All the travel delays, cancellations and baggage-handling disasters of this summer could also be having an impact on travelers' interest in booking future trips, causing a further drop in prices.
"The airlines have been potentially destroying a significant amount of their own demand," Harteveldt said.
Rental cars, however, may be one area still resisting price decreases. Rental car prices are more than double their historical average, according to the latest Consumer Price Index from the U.S. Bureau of Labor Statistics.
While some optimism is being expressed in terms of pricing and availability as companies replenish their fleets and staff, travelers are still facing long waits and high prices for rentals. TPG reader Carol Pointdexter wrote that she just paid more than $700 for a weekly car rental in Hawaii, while many other readers have come across one- to two-hour waits at overwhelmed rental car counters.

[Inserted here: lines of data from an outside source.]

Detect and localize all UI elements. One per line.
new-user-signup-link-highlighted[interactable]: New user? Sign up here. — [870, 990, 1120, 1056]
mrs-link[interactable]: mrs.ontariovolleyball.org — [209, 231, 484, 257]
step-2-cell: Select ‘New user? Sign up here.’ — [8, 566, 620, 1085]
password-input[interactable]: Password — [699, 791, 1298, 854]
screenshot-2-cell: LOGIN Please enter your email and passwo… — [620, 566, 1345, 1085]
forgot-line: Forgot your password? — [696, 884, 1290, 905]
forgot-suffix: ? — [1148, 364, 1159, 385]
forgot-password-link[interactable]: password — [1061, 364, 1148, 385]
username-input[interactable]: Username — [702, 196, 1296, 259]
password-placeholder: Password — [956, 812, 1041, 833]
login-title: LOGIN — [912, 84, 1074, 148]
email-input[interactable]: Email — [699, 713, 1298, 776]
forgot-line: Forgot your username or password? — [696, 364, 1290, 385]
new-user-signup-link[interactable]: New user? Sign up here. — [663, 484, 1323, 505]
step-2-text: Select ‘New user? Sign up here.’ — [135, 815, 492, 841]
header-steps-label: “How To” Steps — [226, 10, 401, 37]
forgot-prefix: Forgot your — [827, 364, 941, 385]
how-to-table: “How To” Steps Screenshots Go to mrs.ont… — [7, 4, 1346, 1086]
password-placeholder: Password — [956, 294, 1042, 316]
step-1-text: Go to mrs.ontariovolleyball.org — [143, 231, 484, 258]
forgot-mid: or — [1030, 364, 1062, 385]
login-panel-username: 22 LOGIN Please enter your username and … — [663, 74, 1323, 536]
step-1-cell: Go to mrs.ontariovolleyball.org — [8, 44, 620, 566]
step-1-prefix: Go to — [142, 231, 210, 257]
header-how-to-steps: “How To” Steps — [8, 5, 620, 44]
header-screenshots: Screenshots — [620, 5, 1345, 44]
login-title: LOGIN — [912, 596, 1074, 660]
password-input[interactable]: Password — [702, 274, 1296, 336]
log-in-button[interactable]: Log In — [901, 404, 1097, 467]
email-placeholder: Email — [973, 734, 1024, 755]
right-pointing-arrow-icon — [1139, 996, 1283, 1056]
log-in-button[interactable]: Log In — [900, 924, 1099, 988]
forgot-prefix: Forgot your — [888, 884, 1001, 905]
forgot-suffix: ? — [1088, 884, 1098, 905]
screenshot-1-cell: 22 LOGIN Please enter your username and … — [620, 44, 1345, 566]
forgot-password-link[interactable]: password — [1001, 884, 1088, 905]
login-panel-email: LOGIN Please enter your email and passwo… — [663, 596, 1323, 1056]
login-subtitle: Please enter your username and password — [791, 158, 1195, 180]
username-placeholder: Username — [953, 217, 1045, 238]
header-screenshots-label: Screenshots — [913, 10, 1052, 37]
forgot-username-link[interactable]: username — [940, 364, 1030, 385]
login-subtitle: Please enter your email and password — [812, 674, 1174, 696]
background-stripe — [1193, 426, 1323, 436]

Related: Fall airfares might provide some relief for inflation-weary travelers
Given the recent price decreases in airfare and lodging, now may seem like the right time to book trips to take advantage of fall travel deals and even ones for the winter holidays, but there are a few other factors to consider before you book. For airfare specifically, you'll want to be strategic about how far in advance and what time of day or week you book a flight.
Know that holiday weekends, like the upcoming Labor Day weekend, are historically more expensive, so if you're looking for a deal, you may want to wait a couple more weeks before booking trips. Labor Day travel prices this year are seemingly just as high as prime summer rates were, with holiday weekend airfare running 23% higher than last year and 20% above pre-pandemic levels, according to a recent study by Hopper's Hayley Berg.
However, if you're hoping to snag a last-minute deal for Labor Day, you may have luck finding one if you're flexible with your dates. Berg recommends branching out beyond the standard travel dates of Friday and Monday to possibly score significant savings.
Current high pricing and low availability in the rental car market mean deals are harder to come by for car rentals, so you may want to hold off on booking cars further in advance until car inventory levels increase.
That said, if you're planning a trip to Europe, you may find it tempting to lock in rates soon while the dollar and euro are equal, especially if you have specific destinations, tours and timing in mind. Some experts caution against this, though.
"There's enough uncertainly out there," Harteveldt said. "It may not be worth it to try to game the system."
While nobody can perfectly predict future pricing, travel costs do seem to be trending downward for fall and winter travel, even beyond the effect of normal seasonality. Before demand picks back up, you may want to book that bucket list trip you held off on because of the summer travel chaos.
As you look to finalize travel plans, keep an eye out for travel deals around the holidays, as airlines and hotels concerned about falling demand may offer promotions for flights and lodging this year.
To protect your investment, book price-protected or fully refundable tickets, lodging and transportation whenever possible, as global travel conditions (and your own situation) can change unexpectedly.